Axel Wilke, transport planner – now walking fit again
What’s my outlook for the 2020s? I predict the overriding experience will be effects brought about by climate change. Will it get too hot for us? Nope. Will the weather get too wild? Maybe. What about wildfires? Maybe, but nothing at the scale that our Australian neighbours recently experienced. So what will the issue be?
I suggest that we will experience breakdown of some societal systems triggered by mass immigration. It’s other places that will experience direct climate change effects intensely. And some of those people might decide that they’d rather be where they can see a future. I see the world depopulating from the equator outwards, with a population shift towards the poles. And many of them will want to come to New Zealand. Who could blame them?
Australia’s population sits at about 20.5 million; some 570,000 of them were born in New Zealand. New Zealand currently experiences net migration; around 50,000 more people arrive per year than leave. About half of those moving to New Zealand come from Australia, and last year, 15,600 of them were New Zealand citizens returning home. [1] What would happen if instead of a business-as-usual net migration of 500,000 people per decade, we got 2 million people instead? Mostly from the Pacific Islands and Australia, say (where we can’t easily say “no, we don’t want you” because of long standing agreements)? That’s not an outlandish prediction; the World Bank predicts that globally 140 million people will be on the move by 2050 due to the climate and ecological crisis. Let’s look at the status quo first.
New Zealand’s population clock sits at 4,951,250 people as of 2 January 2020. Currently, we are increasing by one person every 7 minutes and 49 seconds (note those figures vary over time). There are three components to this: births, deaths, and net migration. The website gives figures for those (e.g. “one birth every 8 minutes and 47 seconds”); it results in an annual population increase of 67,200 people. So we’ll reach 5 million people sometime in September 2020. If the current rate stays steady, we’ll sit at 5.62 million in 2030.

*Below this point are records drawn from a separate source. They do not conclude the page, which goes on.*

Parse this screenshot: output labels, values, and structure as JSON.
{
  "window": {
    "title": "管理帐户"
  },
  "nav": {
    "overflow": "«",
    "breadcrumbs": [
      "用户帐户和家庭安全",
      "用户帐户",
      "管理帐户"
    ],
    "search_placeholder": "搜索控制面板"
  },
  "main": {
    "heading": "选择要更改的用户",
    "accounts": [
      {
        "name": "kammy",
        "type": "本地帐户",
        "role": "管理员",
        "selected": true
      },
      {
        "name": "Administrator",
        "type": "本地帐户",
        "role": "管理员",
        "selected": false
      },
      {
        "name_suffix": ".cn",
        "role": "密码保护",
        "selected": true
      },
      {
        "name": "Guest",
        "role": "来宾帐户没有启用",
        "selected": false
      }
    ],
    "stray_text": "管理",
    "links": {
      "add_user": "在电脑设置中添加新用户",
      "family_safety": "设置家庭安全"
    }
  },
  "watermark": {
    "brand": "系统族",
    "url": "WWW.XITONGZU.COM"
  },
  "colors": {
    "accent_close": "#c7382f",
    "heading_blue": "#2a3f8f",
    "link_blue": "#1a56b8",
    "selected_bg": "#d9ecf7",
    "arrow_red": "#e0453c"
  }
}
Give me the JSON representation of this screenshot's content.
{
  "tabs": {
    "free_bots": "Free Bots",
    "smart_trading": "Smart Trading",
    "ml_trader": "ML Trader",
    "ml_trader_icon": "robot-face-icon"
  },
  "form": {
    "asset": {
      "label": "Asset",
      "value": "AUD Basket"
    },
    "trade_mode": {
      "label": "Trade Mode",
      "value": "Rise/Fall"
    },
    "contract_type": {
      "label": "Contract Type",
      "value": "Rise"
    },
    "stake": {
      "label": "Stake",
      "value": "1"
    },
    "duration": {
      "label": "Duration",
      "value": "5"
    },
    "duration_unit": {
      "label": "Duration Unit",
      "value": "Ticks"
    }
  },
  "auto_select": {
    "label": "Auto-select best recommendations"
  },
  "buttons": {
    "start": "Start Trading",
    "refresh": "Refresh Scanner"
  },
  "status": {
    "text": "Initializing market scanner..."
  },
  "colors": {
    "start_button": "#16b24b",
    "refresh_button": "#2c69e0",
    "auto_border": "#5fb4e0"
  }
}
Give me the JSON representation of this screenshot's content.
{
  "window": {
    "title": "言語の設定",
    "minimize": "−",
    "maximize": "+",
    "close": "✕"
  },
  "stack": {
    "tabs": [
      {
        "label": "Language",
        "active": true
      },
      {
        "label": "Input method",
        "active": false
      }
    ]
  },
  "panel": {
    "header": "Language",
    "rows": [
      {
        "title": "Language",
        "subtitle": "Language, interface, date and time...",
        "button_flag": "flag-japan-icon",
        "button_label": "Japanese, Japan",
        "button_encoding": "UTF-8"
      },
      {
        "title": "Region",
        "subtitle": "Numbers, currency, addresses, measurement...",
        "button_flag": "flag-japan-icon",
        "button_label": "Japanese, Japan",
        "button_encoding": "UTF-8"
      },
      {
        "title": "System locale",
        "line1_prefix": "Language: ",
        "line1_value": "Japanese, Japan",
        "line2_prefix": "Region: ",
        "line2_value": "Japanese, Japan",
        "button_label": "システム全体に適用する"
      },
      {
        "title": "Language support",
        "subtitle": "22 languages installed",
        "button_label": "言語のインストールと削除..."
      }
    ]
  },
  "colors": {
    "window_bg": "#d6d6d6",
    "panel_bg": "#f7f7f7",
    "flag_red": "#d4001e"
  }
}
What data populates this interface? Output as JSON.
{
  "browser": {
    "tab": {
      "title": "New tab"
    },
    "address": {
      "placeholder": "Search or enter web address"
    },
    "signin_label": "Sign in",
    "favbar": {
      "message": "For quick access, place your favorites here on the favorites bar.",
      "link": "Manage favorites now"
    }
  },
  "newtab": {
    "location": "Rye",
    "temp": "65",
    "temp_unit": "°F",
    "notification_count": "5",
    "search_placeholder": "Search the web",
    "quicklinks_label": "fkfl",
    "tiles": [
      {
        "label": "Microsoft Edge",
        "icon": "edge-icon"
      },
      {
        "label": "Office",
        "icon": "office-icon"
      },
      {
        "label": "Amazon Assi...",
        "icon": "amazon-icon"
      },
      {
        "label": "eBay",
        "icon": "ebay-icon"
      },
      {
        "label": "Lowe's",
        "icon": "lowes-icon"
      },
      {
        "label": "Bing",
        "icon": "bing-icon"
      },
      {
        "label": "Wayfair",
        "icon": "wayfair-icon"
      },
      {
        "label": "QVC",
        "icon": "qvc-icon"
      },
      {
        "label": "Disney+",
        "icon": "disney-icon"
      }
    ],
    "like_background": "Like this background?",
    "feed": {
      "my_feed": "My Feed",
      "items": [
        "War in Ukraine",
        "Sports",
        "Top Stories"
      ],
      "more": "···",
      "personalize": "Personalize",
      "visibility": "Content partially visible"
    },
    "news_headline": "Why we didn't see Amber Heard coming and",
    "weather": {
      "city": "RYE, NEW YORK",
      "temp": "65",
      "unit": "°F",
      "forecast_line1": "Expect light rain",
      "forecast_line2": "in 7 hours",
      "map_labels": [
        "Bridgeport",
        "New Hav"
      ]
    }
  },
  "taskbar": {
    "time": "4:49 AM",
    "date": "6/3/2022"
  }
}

With a net migration of 2 million instead of 0.5 million, we’d be at 7.12 million people by the end of the decade. That would put serious pressure on the housing market. Housing affordability is measured as median house price divided by median household income. It’s simple but the same measure is used world-wide. A score of 3.0 or less is regarded as affordable. Areas are classed as moderately unaffordable when the ratio is up to four, seriously unaffordable between four and five and severely unaffordable when the ratio is more than five times income. [2] New Zealand sits just over 6. The Auckland metro area sits at 9.3. Of 91 major housing markets measured by Demographia International, Auckland is the seventh-least affordable city. Given that we’re unlikely to build enough new homes in time, mass migration will increase pressure on the housing market, so it becomes even less affordable. It’ll be the lower income families that will suffer.
Adding to this situation will be internal migration, with people from lower lying areas having to move away from the coast or rivers. Not so much because of sea level rise but because insurance in those high-risk areas (South Dunedin, east Christchurch, Lower Hutt) will become unaffordable, or be withdrawn altogether. This process has already started and is driven by the reinsurance industry, not our local providers. Not everybody will be able to afford to move and once again, it’s the poor who will be left behind; they won’t be insured and will thus be vulnerable to natural disasters, losing their uninsured houses when disaster strikes.
When the poorer parts of society get displaced, we will all feel the effects. Nurses and teachers moving away from unaffordable areas. Homelessness. Children going hungry. More people with addiction issues. A deterioration in mental health. More beggars. Increasing crime. Poorer neighbourhoods turning into ghettos unsafe to enter after dark. An increased demand on social services while at the same time, an increasing number of people are not able to contribute greatly to the tax take. Racial hatred will be on the up and the political right will no doubt lobby hard to get even tougher on crime. How long will this have to go on for before society as we know it will break down?
And the really scary thing? I predict that we’ll be lucky to experience net-migration of only 2 million people over the next decade. It could be much higher than that.